実質賃金マイナスはいつまで続くのか?「賃上げ継続」正念場に官民がやるべきことPhoto:PIXTA

政局は“視界不良”でも
最優先の経済政策は不変

 参院選挙は与党にとって極めて厳しい結果となり、政局は視界不良の状況だ。

 与党過半数割れでも比較第1党を維持したことを根拠に石破茂首相は続投する意向を示しているが、自民党内での反発の声が強く、退陣の観測もある。

 政権がどのような枠組みで誰が首相になるにせよ、政権運営が不安定なものになることは避けられない。とはいえ、経済政策の最重要課題は、「持続的な賃上げ」であることは不変だ。

 名目賃金のプラスが定着してきたことは大きな前進だが、実質賃金が依然としてマイナス基調を脱していないことが大きな課題として残る。

 最大の懸念材料だった米国の相互関税率や自動車関税が25%から15%に引き下げられることで一応の決着をみたとはいえ、二桁の関税のマイナス影響を無視はできず、今後、半導体や医薬品への高率関税も検討されていることを考えれば、楽観はできない。

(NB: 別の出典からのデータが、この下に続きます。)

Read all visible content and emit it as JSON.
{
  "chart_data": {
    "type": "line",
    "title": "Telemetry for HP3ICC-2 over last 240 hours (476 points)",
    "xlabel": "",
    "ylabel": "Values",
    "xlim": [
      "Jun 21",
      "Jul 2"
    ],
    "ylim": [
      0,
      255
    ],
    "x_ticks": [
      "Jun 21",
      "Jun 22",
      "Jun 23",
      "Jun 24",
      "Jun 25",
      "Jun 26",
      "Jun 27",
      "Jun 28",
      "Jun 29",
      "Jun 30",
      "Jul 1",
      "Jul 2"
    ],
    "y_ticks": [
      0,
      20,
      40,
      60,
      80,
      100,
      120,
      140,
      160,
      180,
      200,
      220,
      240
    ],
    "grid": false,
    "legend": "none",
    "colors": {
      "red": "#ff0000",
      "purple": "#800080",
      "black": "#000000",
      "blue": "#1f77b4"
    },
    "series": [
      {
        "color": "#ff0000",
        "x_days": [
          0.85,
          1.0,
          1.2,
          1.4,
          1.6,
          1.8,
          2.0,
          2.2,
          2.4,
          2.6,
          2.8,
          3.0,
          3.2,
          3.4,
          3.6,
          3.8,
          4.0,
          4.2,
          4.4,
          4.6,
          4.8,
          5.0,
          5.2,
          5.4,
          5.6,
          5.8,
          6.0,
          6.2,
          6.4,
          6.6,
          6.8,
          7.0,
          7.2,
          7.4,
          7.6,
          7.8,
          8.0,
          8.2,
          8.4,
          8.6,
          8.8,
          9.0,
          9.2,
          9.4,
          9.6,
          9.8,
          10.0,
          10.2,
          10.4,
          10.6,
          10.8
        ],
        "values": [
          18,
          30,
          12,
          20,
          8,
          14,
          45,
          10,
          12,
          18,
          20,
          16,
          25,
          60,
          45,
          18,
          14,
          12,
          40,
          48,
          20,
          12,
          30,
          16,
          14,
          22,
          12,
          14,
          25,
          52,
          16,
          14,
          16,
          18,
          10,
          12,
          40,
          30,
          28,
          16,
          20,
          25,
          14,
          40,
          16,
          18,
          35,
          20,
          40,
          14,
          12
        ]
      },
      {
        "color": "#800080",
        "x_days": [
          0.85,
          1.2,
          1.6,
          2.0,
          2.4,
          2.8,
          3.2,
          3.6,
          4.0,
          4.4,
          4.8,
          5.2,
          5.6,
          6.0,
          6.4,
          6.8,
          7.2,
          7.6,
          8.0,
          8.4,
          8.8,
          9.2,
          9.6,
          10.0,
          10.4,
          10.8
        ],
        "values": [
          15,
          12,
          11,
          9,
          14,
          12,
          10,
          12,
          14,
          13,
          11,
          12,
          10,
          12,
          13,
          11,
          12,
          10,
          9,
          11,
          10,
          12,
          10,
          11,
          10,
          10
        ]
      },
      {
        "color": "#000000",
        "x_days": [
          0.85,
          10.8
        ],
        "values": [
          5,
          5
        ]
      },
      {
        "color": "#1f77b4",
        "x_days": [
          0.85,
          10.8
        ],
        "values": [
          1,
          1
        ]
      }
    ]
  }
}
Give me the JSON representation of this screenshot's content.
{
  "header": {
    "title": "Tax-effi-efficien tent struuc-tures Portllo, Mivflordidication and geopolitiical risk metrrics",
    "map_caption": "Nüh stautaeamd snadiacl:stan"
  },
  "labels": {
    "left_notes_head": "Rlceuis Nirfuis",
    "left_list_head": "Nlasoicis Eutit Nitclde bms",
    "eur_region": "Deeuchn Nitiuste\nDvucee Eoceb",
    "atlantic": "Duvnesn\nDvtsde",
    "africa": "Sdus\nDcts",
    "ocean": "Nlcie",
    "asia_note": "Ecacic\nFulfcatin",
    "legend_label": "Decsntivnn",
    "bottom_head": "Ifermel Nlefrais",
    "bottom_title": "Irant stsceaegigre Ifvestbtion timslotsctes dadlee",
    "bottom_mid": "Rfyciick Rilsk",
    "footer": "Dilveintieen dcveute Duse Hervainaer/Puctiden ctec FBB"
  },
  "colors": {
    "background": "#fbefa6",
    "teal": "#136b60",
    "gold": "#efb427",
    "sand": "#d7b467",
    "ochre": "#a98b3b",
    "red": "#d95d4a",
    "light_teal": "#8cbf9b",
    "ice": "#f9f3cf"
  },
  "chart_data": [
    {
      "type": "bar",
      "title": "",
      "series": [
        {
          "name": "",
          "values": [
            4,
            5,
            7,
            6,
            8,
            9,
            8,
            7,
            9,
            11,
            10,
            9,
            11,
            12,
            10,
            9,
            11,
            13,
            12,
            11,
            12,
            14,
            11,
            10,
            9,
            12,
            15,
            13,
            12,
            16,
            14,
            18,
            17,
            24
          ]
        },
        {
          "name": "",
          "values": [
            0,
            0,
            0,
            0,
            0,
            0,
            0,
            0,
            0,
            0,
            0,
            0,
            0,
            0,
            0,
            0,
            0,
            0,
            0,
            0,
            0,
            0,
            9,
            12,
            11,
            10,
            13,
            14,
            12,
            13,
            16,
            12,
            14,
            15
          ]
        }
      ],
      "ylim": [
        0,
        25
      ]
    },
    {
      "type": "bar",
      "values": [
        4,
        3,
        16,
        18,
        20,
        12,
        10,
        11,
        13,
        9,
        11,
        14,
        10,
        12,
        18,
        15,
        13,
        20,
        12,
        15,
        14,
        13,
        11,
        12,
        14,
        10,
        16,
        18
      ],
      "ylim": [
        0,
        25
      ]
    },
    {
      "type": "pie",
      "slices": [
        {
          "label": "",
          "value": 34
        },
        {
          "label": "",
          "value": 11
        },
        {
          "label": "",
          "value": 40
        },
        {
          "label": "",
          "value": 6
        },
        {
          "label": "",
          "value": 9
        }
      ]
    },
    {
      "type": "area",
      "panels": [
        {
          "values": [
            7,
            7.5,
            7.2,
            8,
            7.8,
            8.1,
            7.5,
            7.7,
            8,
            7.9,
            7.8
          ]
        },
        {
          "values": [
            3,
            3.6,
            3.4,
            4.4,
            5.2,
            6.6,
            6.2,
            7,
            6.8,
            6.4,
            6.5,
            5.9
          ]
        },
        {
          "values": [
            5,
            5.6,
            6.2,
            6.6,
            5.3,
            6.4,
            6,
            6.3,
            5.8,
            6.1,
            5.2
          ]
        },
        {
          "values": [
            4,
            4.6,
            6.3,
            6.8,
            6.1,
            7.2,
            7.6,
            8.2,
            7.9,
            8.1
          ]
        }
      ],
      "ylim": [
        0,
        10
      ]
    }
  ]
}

 関税引き上げが景気や輸出企業などの業績を下押しすることは避けられず、この2年の高い春闘賃上げの持続性にはネガティブファクターであることは変わらない。来年春闘は賃上げ率の鈍化が避けられない見通しだ。円安で輸入価格の上昇も見込まれる。

 最大の懸念は、実質賃金のマイナス幅が拡大することだ。

 政府は中小企業が労務費を価格に転嫁できるようにするなどのきめ細かな支援とともに、輸出企業は、「お得感のある価格」といった価格戦略を見直すなどで、実質賃金低下の隠れた要因である交易条件の改善の取り組みを進めることが重要だ。